Dr Gillian Hallam - Bio
Dr Gillian Hallam is Project Leader for a national research initiative to investigate ePortfolio practice in higher education in Australia, funded by the Australian Learning and Teaching Council. Prior to this, Gillian was Associate Professor in the postgraduate library and information management program in the Faculty of Information Technology at QUT. She continues to play an active role in library education nationally and internationally. Gillian was President of the Australian Library and Information Association (ALIA) in 2005-2006. She is a Fellow of both ALIA and of the Higher Education Research & Development Society of Australasia (HERDSA).
Wendy Harper - Bio
Ms Wendy Harper is Associate Director of Teaching and Learning Support Services Resources at QUT. Ms Harper has more than 20 years experience in the tertiary sector covering learning and teaching systems, IT infrastructure, project management, and systems development.

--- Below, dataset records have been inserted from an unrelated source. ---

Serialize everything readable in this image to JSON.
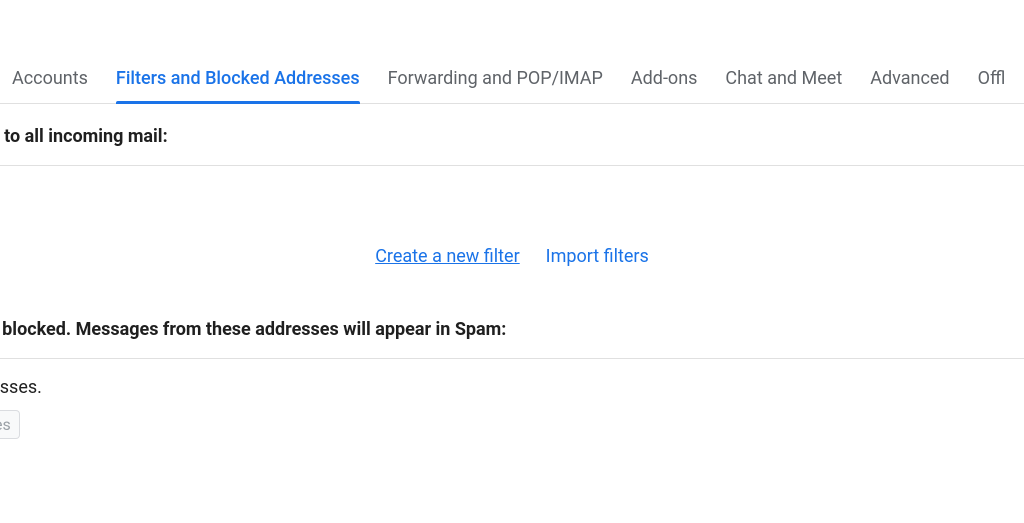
{
  "tabs": {
    "accounts": "Accounts",
    "filters": "Filters and Blocked Addresses",
    "forwarding": "Forwarding and POP/IMAP",
    "addons": "Add-ons",
    "chat": "Chat and Meet",
    "advanced": "Advanced",
    "offline": "Offl"
  },
  "sections": {
    "filters_heading": "pplied to all incoming mail:",
    "create_filter": "Create a new filter",
    "import_filters": "Import filters",
    "blocked_heading": "sses are blocked. Messages from these addresses will appear in Spam:",
    "blocked_text": "ed addresses.",
    "button_frag": "es"
  }
}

She has been a driving force in the development of QUT’s Student ePortfolio and Professional Staff ePortfolio. Ms Harper's work in the field of ePortfolios has acquired international standing and she has been invited to speak both nationally and internationally in government, tertiary secondary forums. Ms Harper is the Higher Education representative on the E-Portfolios – Managing Learner Information Reference Group of the Australian Flexible Learning Framework.